CAROLINE Chisholm was renowned during her life (1808-1877) as a most remarkable and praiseworthy person.
Her charitable work and social reforms were based on a strong Christian faith.
She was particularly motivated by the parable of the Good Samaritan.
Caroline and her husband Archibald had nine children, three of whom died in infancy. Two sons died as young adults.
The couple experienced many other hardships, including separation of the family because of Archibald’s army service and Caroline’s promotion of family migration.
None of this daunted her; she persevered in the active lay apostolate to which the Lord had called her.
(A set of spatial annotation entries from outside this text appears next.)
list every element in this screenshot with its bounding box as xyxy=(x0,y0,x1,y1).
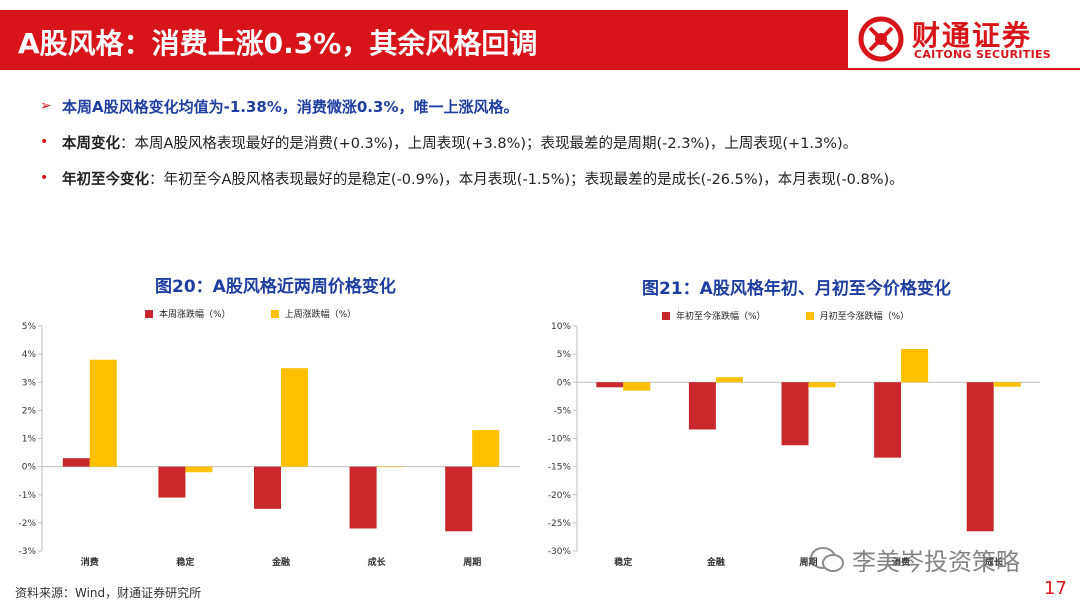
legend-swatch xyxy=(270,309,279,318)
bar-primary xyxy=(874,382,902,458)
ytd-bullet: • 年初至今变化 ：年初至今A股风格表现最好的是稳定(-0.9%)，本月表现(-… xyxy=(40,160,1060,196)
bar-primary xyxy=(254,466,281,509)
header: A股风格：消费上涨0.3%，其余风格回调 财通证券 CAITONG SECURI… xyxy=(0,0,1080,72)
bar-secondary xyxy=(472,430,500,467)
y-tick-label: -15% xyxy=(548,463,572,473)
bar-secondary xyxy=(623,382,651,391)
legend-item: 本周涨跌幅（%） xyxy=(145,307,231,320)
y-tick-label: 4% xyxy=(22,350,37,360)
bar-secondary xyxy=(281,368,308,467)
bar-primary xyxy=(62,458,90,467)
y-tick-label: 0% xyxy=(22,463,37,473)
bar-primary xyxy=(781,382,809,446)
bar-secondary xyxy=(185,466,213,473)
chart20-title: 图20：A股风格近两周价格变化 xyxy=(155,277,396,297)
bar-secondary xyxy=(376,466,404,468)
dot-bullet-icon: • xyxy=(40,170,49,186)
source-note: 资料来源：Wind，财通证券研究所 xyxy=(15,586,202,600)
bar-secondary xyxy=(715,377,743,383)
y-tick-label: -2% xyxy=(18,519,36,529)
logo-chinese-text: 财通证券 xyxy=(912,19,1033,52)
y-tick-label: 5% xyxy=(22,322,37,332)
bar-secondary xyxy=(89,359,117,467)
legend-label: 月初至今涨跌幅（%） xyxy=(819,312,910,322)
y-tick-label: 3% xyxy=(22,378,37,388)
legend-swatch xyxy=(805,311,814,320)
ytd-label: 年初至今变化 xyxy=(62,171,149,188)
chart21-title: 图21：A股风格年初、月初至今价格变化 xyxy=(642,279,951,299)
x-tick-label: 金融 xyxy=(706,556,725,568)
y-tick-label: 5% xyxy=(557,350,572,360)
y-tick-label: -20% xyxy=(548,491,572,501)
watermark-text: 李美岑投资策略 xyxy=(852,548,1020,576)
legend-item: 上周涨跌幅（%） xyxy=(270,307,357,320)
bar-secondary xyxy=(993,382,1021,387)
weekly-label: 本周变化 xyxy=(62,135,120,152)
bar-primary xyxy=(596,382,624,388)
x-tick-label: 金融 xyxy=(271,556,290,568)
weekly-text: ：本周A股风格表现最好的是消费(+0.3%)，上周表现(+3.8%)；表现最差的… xyxy=(120,135,858,152)
bar-primary xyxy=(966,382,994,532)
y-tick-label: -3% xyxy=(18,547,36,557)
chart21-plot: -30% -25% -20% -15% -10% -5% 0% 5% 10% 稳定 金融 周期 消费 成长 xyxy=(548,322,1040,568)
legend-label: 上周涨跌幅（%） xyxy=(284,310,357,320)
y-tick-label: 2% xyxy=(22,406,37,416)
wechat-icon xyxy=(810,546,844,572)
x-tick-label: 成长 xyxy=(368,556,387,568)
y-tick-label: -10% xyxy=(548,435,572,445)
logo-mark-icon xyxy=(858,16,904,62)
y-tick-label: 1% xyxy=(22,435,37,445)
y-tick-label: -25% xyxy=(548,519,572,529)
x-tick-label: 周期 xyxy=(799,556,817,568)
ytd-text: ：年初至今A股风格表现最好的是稳定(-0.9%)，本月表现(-1.5%)；表现最… xyxy=(149,171,904,188)
y-tick-label: -5% xyxy=(553,406,571,416)
dot-bullet-icon: • xyxy=(40,134,49,150)
bar-primary xyxy=(158,466,186,498)
legend-label: 年初至今涨跌幅（%） xyxy=(676,312,766,322)
logo-english-text: CAITONG SECURITIES xyxy=(914,48,1052,61)
y-tick-label: -30% xyxy=(548,547,572,557)
bar-secondary xyxy=(901,349,929,383)
legend-swatch xyxy=(145,309,153,318)
legend-swatch xyxy=(662,311,670,320)
y-tick-label: 10% xyxy=(551,322,571,332)
bar-primary xyxy=(688,382,716,430)
chart20-legend: 本周涨跌幅（%） 上周涨跌幅（%） xyxy=(145,307,356,320)
chart21-legend: 年初至今涨跌幅（%） 月初至今涨跌幅（%） xyxy=(662,309,909,322)
bar-secondary xyxy=(808,382,836,388)
x-tick-label: 消费 xyxy=(892,556,910,568)
x-tick-label: 周期 xyxy=(463,556,481,568)
watermark: 李美岑投资策略 xyxy=(810,542,1020,577)
legend-item: 月初至今涨跌幅（%） xyxy=(805,309,910,322)
page-title: A股风格：消费上涨0.3%，其余风格回调 xyxy=(18,27,538,60)
page-number: 17 xyxy=(1044,578,1067,599)
title-bar: A股风格：消费上涨0.3%，其余风格回调 xyxy=(0,10,848,68)
arrow-bullet-icon: ➢ xyxy=(40,98,52,114)
headline-bullet: ➢ 本周A股风格变化均值为-1.38%，消费微涨0.3%，唯一上涨风格。 xyxy=(40,88,1060,124)
summary-bullets: ➢ 本周A股风格变化均值为-1.38%，消费微涨0.3%，唯一上涨风格。 • 本… xyxy=(40,88,1060,196)
y-tick-label: 0% xyxy=(557,378,572,388)
bar-primary xyxy=(349,466,377,529)
header-divider xyxy=(0,68,1080,70)
legend-item: 年初至今涨跌幅（%） xyxy=(662,309,766,322)
y-tick-label: -1% xyxy=(18,491,36,501)
x-tick-label: 稳定 xyxy=(614,556,633,568)
bar-primary xyxy=(445,466,473,532)
legend-label: 本周涨跌幅（%） xyxy=(159,310,231,320)
x-tick-label: 稳定 xyxy=(176,556,195,568)
x-tick-label: 成长 xyxy=(985,556,1004,568)
brand-logo: 财通证券 CAITONG SECURITIES xyxy=(858,12,1068,66)
x-tick-label: 消费 xyxy=(81,556,99,568)
headline-text: 本周A股风格变化均值为-1.38%，消费微涨0.3%，唯一上涨风格。 xyxy=(62,97,519,116)
chart20-plot: -3% -2% -1% 0% 1% 2% 3% 4% 5% 消费 稳定 金融 成长 周期 xyxy=(18,322,520,568)
weekly-bullet: • 本周变化 ：本周A股风格表现最好的是消费(+0.3%)，上周表现(+3.8%… xyxy=(40,124,1060,160)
From the mid-1840s in Australia and the late 1840s in Great Britain, Ireland, Europe and North America, Mrs Chisholm, as she was usually called, became famous as “the Emigrant’s Friend”.
The stories of her intrepid bush journeys, her ingenuity and strength of character, and her determination to assist the less privileged, caught the imagination of many.
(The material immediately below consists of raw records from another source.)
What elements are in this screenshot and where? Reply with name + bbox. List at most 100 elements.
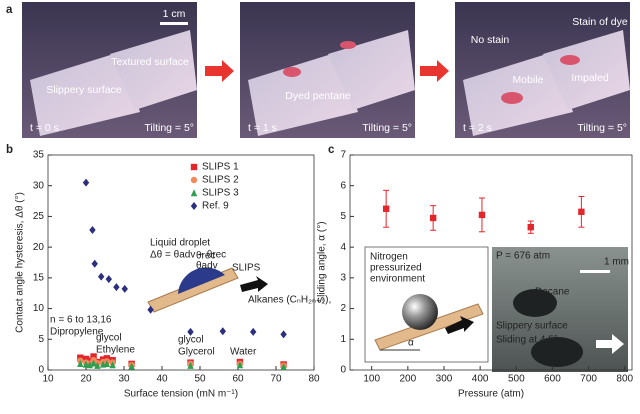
photo-text: Dyed pentane xyxy=(285,90,351,102)
y-tick-label: 4 xyxy=(340,242,346,253)
annotation: Alkanes (CₙH₂ₙ₊₂), xyxy=(248,295,331,306)
photo-text: Textured surface xyxy=(111,56,189,68)
plot-frame xyxy=(47,154,315,371)
time-label: t = 0 s xyxy=(30,122,59,134)
x-tick-label: 70 xyxy=(270,374,282,385)
point xyxy=(82,355,90,363)
y-tick-label: 15 xyxy=(33,272,45,283)
inset-drawing xyxy=(364,246,628,372)
x-tick-label: 300 xyxy=(436,374,453,385)
y-tick-label: 1 xyxy=(340,334,346,345)
point xyxy=(382,205,390,212)
scale-bar-label: 1 cm xyxy=(163,8,186,20)
legend-label: Ref. 9 xyxy=(202,201,229,212)
point xyxy=(86,361,93,369)
y-tick-label: 7 xyxy=(340,150,346,161)
point xyxy=(187,361,194,369)
y-tick-label: 25 xyxy=(33,211,45,222)
y-tick-label: 5 xyxy=(38,334,44,345)
point xyxy=(128,362,135,370)
annotation: glycol xyxy=(178,335,204,346)
y-tick-label: 2 xyxy=(340,303,346,314)
annotation: glycol xyxy=(96,333,122,344)
point xyxy=(121,284,128,293)
annotation: Slippery surface xyxy=(496,321,568,332)
x-tick-label: 500 xyxy=(508,374,525,385)
photo-text: Mobile xyxy=(513,74,544,86)
annotation: Ethylene xyxy=(96,345,135,356)
time-label: t = 2 s xyxy=(463,122,492,134)
x-tick-label: 800 xyxy=(616,374,633,385)
y-axis-label: Contact angle hysteresis, Δθ (°) xyxy=(15,192,26,333)
point xyxy=(236,361,244,369)
x-tick-label: 50 xyxy=(194,374,206,385)
x-tick-label: 40 xyxy=(156,374,168,385)
point xyxy=(82,360,90,368)
point xyxy=(91,259,98,268)
legend-marker xyxy=(190,176,198,184)
point xyxy=(98,272,105,281)
point xyxy=(105,275,112,284)
panel-label: b xyxy=(6,144,13,156)
inset-drawing xyxy=(147,267,268,313)
annotation: θrec xyxy=(196,251,215,262)
y-tick-label: 5 xyxy=(340,211,346,222)
arrow xyxy=(205,60,234,82)
annotation: P = 676 atm xyxy=(496,251,550,262)
x-axis-label: Surface tension (mN m⁻¹) xyxy=(124,389,238,400)
photo-text: Stain of dye xyxy=(572,16,628,28)
annotation: Liquid droplet xyxy=(150,238,210,249)
annotation: α xyxy=(408,338,414,349)
point xyxy=(77,360,84,368)
annotation: 1 mm xyxy=(604,257,629,268)
photo-text: Slippery surface xyxy=(46,84,121,96)
plot-frame xyxy=(349,154,633,371)
point xyxy=(219,327,226,336)
annotation: pressurized xyxy=(370,263,422,274)
point xyxy=(280,330,287,339)
y-axis-label: Sliding angle, α (°) xyxy=(317,221,328,303)
tilt-label: Tilting = 5° xyxy=(362,122,412,134)
time-label: t = 1 s xyxy=(248,122,277,134)
legend-marker xyxy=(190,189,198,197)
legend-label: SLIPS 1 xyxy=(202,162,239,173)
point xyxy=(478,211,486,219)
point xyxy=(280,363,287,371)
point xyxy=(113,283,120,292)
point xyxy=(90,359,97,367)
annotation: n = 6 to 13,16 xyxy=(50,315,112,326)
point xyxy=(94,361,101,369)
x-tick-label: 10 xyxy=(42,374,54,385)
annotation: environment xyxy=(370,274,425,285)
y-tick-label: 30 xyxy=(33,180,45,191)
x-tick-label: 80 xyxy=(308,374,320,385)
y-tick-label: 3 xyxy=(340,272,346,283)
y-tick-label: 20 xyxy=(33,242,45,253)
annotation: Dipropylene xyxy=(50,327,104,338)
point xyxy=(90,353,97,360)
point xyxy=(103,360,111,368)
y-tick-label: 10 xyxy=(33,303,45,314)
legend-label: SLIPS 3 xyxy=(202,188,239,199)
point xyxy=(147,305,154,314)
legend-marker xyxy=(190,163,198,171)
x-tick-label: 60 xyxy=(232,374,244,385)
x-tick-label: 30 xyxy=(118,374,130,385)
x-tick-label: 700 xyxy=(580,374,597,385)
x-tick-label: 20 xyxy=(80,374,92,385)
photo-text: No stain xyxy=(471,34,510,46)
panel-label: c xyxy=(328,144,335,156)
annotation: Glycerol xyxy=(178,347,215,358)
arrow xyxy=(420,60,449,82)
annotation: SLIPS xyxy=(232,263,261,274)
point xyxy=(109,361,116,369)
point xyxy=(527,223,534,231)
annotation: Water xyxy=(230,347,257,358)
annotation: Δθ = θadv − θrec xyxy=(150,250,226,261)
annotation: Decane xyxy=(535,287,570,298)
tilt-label: Tilting = 5° xyxy=(577,122,627,134)
point xyxy=(89,225,96,234)
y-tick-label: 35 xyxy=(33,150,45,161)
x-tick-label: 400 xyxy=(472,374,489,385)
The expressions of admiration and accounts of her life and work did not cease after her death.
The grateful memory lives on.
The Anglican and Catholic communities in Northampton, England, where Caroline was born, recently held commemorative services at her grave and for the new stained-glass window in the church of her baptism and marriage.
Groups and individual pilgrims visit and pray by the grave, whose restoration cost was fully paid by English and Australian friends.
The Friends of Caroline Chisholm were established in 2007.